Justiça cassa presidente da Câmara de Boa Vista por esquema de compra de votos
O presidente da Câmara Municipal de Boa Vista, vereador Genilson Costa (Republicanos), teve o mandato cassado na quarta-feira (19) após decisão da Justiça Eleitoral que aponta sua participação em um esquema de compra de votos e uso de recursos não declarados nas eleições municipais de 2024.
A sentença foi assinada pelo juiz Angelo Augusto Graça Mendes, da 5ª Zona Eleitoral de Roraima. Apesar da cassação, Genilson pode recorrer e permanecer no cargo durante o processo. Em nota, afirmou confiar na reversão do caso em instância superior.
Segundo a decisão, o vereador liderava um sistema de compra de votos considerado “complexo e articulado”, financiado por mais de R$ 4 milhões fora da prestação de contas oficial. O magistrado determinou ainda a inelegibilidade por oito anos e multa no valor máximo previsto.
Em dezembro de 2024, Genilson havia sido preso na Operação Martellus, da Polícia Federal, que apurou o uso de dinheiro do tráfico de drogas na campanha. O então subcomandante-geral da Polícia Militar de Roraima, coronel Francisco das Chagas Lisboa, também foi preso.

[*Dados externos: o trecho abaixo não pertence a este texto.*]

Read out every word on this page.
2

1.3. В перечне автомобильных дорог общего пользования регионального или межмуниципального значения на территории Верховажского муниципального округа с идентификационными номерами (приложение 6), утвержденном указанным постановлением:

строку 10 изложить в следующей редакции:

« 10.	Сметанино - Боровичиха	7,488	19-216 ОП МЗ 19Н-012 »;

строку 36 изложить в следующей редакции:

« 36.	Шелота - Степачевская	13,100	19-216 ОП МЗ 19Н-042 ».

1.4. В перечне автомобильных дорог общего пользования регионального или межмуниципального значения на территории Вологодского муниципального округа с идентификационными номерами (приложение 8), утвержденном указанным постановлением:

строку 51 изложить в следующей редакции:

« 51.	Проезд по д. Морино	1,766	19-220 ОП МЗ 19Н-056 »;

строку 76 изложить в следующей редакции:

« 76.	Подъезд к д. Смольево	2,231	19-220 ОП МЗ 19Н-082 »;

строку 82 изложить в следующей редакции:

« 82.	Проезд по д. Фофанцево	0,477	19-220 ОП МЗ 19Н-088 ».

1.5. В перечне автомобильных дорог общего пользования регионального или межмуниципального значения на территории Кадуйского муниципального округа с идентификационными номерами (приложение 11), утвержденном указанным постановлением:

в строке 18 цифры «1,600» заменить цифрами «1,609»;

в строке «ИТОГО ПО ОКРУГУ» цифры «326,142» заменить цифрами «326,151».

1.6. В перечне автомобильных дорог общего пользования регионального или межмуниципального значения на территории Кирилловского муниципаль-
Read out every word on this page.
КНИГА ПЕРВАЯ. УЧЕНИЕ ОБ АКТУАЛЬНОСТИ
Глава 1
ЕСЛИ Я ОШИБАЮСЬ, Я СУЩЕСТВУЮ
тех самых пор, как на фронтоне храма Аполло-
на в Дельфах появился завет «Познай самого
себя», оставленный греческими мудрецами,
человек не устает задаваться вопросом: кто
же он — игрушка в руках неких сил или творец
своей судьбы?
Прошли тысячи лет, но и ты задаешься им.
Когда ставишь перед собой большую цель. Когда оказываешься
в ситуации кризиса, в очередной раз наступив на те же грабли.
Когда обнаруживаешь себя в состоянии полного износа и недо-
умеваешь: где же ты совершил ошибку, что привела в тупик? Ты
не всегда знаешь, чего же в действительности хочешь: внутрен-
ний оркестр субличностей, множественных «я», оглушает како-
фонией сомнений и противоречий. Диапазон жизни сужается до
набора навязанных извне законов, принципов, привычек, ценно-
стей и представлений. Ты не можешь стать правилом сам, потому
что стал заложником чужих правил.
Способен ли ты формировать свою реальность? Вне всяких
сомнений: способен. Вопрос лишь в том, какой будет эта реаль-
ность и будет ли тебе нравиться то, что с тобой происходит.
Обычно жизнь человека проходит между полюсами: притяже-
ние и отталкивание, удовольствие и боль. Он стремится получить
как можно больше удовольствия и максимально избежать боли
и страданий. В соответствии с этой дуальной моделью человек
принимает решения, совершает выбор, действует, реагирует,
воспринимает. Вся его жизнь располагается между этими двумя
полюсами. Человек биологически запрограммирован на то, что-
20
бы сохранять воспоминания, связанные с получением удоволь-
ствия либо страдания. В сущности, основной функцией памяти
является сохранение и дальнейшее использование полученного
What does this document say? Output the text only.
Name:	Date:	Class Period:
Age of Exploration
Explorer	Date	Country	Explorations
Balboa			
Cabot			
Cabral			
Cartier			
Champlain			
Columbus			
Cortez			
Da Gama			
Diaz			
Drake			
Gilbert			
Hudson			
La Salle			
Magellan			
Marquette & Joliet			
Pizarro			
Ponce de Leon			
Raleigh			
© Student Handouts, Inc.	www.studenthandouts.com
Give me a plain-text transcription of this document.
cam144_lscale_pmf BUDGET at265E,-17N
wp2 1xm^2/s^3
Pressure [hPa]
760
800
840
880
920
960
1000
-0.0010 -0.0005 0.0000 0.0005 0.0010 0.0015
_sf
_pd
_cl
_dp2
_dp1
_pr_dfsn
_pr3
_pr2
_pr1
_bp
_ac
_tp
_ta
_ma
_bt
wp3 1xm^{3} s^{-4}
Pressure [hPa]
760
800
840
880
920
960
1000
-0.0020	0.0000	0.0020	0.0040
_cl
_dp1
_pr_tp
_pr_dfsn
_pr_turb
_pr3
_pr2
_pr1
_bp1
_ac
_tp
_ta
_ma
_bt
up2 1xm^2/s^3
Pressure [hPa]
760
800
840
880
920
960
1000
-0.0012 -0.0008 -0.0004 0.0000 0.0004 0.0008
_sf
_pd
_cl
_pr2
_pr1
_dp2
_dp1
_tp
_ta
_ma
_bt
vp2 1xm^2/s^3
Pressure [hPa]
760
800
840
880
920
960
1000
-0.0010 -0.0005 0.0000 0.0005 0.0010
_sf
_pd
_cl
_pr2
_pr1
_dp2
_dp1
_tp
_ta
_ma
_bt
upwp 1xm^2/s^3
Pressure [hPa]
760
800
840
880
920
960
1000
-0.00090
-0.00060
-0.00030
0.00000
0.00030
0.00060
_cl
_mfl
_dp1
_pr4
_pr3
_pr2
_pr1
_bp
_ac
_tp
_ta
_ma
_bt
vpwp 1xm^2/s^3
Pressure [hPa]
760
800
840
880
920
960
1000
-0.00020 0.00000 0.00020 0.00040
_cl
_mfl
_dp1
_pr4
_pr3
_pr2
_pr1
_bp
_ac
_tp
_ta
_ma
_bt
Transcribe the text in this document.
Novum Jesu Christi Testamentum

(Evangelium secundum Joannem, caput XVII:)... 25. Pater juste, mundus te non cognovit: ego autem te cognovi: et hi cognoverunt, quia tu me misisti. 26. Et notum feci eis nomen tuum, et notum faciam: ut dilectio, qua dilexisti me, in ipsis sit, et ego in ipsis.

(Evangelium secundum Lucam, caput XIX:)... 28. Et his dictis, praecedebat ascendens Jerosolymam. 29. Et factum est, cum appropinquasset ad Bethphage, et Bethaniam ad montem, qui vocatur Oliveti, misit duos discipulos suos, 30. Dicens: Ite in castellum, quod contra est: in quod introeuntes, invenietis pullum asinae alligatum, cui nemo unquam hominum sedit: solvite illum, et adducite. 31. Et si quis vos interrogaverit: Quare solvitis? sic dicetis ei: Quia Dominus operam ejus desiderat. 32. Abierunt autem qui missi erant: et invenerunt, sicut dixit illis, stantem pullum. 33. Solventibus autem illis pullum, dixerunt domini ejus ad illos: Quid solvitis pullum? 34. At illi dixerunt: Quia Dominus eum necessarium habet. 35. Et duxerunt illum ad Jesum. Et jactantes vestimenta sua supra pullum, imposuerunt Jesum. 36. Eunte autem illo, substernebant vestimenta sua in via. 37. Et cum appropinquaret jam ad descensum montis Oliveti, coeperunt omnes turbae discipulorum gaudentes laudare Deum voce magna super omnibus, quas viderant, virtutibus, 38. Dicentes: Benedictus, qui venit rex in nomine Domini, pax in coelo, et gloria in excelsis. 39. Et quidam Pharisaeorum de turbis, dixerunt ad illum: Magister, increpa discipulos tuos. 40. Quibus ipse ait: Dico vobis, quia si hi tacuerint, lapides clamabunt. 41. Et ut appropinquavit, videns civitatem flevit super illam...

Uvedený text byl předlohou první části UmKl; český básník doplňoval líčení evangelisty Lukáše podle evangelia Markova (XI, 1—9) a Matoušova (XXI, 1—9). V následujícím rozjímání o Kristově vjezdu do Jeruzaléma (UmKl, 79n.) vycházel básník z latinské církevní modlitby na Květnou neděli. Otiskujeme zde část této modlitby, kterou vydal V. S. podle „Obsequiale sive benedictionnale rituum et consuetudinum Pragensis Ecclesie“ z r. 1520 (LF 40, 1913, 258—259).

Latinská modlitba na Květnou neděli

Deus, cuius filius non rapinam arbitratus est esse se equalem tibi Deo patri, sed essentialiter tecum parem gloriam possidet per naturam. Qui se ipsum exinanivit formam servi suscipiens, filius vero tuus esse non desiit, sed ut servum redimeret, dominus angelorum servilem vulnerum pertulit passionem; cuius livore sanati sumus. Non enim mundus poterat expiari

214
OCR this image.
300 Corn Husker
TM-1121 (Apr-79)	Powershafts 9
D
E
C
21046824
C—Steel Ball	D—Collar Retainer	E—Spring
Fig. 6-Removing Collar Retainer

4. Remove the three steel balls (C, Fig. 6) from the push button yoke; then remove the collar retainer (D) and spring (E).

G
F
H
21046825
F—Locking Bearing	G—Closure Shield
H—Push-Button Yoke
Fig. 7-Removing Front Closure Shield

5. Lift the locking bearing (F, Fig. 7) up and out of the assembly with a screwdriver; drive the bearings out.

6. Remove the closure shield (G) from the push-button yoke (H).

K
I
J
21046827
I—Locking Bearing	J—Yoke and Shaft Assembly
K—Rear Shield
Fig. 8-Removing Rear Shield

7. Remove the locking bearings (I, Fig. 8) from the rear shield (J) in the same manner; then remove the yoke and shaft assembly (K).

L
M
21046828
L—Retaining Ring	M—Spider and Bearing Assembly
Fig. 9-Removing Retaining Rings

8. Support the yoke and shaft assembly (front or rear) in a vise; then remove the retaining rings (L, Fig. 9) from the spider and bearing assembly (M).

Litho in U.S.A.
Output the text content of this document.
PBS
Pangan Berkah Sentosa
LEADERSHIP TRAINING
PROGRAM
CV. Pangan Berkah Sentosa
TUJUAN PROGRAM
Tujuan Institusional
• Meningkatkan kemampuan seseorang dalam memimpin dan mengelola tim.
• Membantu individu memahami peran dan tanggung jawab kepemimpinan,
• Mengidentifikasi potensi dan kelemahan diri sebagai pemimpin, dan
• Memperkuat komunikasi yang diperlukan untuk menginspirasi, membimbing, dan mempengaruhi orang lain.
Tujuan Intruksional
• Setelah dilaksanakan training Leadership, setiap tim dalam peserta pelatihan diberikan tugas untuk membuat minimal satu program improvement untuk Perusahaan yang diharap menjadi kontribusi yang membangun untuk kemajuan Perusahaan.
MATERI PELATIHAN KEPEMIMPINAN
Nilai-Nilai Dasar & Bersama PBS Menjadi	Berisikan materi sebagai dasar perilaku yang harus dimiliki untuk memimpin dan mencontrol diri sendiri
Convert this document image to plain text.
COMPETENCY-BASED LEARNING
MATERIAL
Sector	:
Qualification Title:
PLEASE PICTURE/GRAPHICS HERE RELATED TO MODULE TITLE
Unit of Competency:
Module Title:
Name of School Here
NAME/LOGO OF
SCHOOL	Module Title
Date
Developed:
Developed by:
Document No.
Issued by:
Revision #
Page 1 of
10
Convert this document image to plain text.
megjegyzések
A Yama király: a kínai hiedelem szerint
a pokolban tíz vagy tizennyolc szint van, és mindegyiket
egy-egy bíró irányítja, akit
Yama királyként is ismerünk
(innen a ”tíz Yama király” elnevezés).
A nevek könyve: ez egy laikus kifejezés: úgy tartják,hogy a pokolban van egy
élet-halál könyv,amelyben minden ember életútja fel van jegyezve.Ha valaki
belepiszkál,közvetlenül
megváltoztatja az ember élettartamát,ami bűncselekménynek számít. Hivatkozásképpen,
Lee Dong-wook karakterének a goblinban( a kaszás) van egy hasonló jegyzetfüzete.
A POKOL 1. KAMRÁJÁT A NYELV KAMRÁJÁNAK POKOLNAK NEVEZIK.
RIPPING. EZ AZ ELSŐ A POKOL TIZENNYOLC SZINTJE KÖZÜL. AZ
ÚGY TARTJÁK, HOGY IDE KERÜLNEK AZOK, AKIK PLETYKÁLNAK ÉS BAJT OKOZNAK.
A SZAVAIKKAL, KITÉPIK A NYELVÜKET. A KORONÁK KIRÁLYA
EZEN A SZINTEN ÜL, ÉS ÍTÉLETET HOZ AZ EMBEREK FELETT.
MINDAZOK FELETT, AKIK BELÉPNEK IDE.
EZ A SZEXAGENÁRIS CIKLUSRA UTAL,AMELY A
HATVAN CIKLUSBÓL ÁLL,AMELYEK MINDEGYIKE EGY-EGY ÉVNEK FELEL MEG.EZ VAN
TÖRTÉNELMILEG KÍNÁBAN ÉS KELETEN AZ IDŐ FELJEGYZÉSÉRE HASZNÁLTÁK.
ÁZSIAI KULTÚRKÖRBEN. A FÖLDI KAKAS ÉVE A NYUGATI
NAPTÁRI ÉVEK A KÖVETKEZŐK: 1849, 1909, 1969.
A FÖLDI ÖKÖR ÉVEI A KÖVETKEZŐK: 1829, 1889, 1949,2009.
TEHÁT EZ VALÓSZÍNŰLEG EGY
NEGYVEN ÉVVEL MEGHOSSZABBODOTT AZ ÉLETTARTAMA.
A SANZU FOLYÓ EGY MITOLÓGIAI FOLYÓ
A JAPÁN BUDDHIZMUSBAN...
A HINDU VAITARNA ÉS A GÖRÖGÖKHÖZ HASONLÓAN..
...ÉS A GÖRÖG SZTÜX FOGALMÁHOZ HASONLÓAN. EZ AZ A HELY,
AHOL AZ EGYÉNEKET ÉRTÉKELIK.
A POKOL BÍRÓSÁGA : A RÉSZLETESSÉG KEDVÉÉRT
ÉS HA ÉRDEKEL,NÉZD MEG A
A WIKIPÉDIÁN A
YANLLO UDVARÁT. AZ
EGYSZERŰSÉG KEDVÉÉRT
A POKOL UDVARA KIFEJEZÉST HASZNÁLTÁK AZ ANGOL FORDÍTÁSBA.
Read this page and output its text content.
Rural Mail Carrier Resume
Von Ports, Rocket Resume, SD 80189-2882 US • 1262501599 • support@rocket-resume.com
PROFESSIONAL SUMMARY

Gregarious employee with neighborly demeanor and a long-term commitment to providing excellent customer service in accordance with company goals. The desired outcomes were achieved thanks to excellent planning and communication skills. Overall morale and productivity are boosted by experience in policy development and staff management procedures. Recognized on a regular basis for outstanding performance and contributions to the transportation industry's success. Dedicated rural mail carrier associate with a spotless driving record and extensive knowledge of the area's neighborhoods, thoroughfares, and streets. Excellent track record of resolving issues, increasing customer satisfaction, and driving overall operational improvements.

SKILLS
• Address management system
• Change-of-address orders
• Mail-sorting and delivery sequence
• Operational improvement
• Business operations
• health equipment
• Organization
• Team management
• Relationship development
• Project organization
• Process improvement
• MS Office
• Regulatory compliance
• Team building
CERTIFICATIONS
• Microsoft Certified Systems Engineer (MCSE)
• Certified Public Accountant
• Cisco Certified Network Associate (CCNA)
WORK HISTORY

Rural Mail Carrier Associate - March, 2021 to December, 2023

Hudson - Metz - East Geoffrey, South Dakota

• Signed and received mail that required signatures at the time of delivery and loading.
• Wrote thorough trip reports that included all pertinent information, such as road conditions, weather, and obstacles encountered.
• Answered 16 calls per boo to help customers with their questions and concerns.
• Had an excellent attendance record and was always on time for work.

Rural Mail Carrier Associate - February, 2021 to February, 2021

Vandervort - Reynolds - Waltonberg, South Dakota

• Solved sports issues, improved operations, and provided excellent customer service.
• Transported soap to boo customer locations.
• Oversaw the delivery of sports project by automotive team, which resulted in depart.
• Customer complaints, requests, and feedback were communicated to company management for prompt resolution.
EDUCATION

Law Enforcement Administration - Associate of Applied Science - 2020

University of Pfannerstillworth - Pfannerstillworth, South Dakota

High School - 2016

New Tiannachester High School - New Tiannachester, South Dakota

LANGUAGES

A decisão judicial tornou inelegíveis outras 13 pessoas envolvidas no esquema, entre elas a esposa do vereador, Natalie da Silva Guimarães, e a irmã, Geisa Costa e Silva. Ex-servidores da Câmara, coordenadores de campanha e operadores financeiros também estão na lista.
As investigações apontam que o grupo distribuía dinheiro, controlava listas e organizava o transporte irregular de eleitores. Eles utilizavam planilhas, registros de pagamento e um grupo de WhatsApp chamado “Os Top 100” para coordenar a operação. Os valores pagos variavam entre R$ 100 e R$ 150.
O esquema começou a ser descoberto em 5 de outubro de 2024, quando a Polícia Federal encontrou eleitores com dinheiro e santinhos de Genilson. No dia da eleição, buscas na casa do vereador encontraram armas, ouro em estado bruto, celulares e dinheiro.
Eleitores ouvidos pela PF confirmaram que receberam valores para votar no parlamentar. Um deles declarou ter “comercializado seu voto” com integrantes da equipe do candidato. O juiz considerou que o conjunto das provas demonstra um esquema “profissionalizado” e capaz de alterar o resultado da disputa.
Genilson também responde a uma investigação por suposto envolvimento com o tráfico de drogas em Roraima, o que ele nega.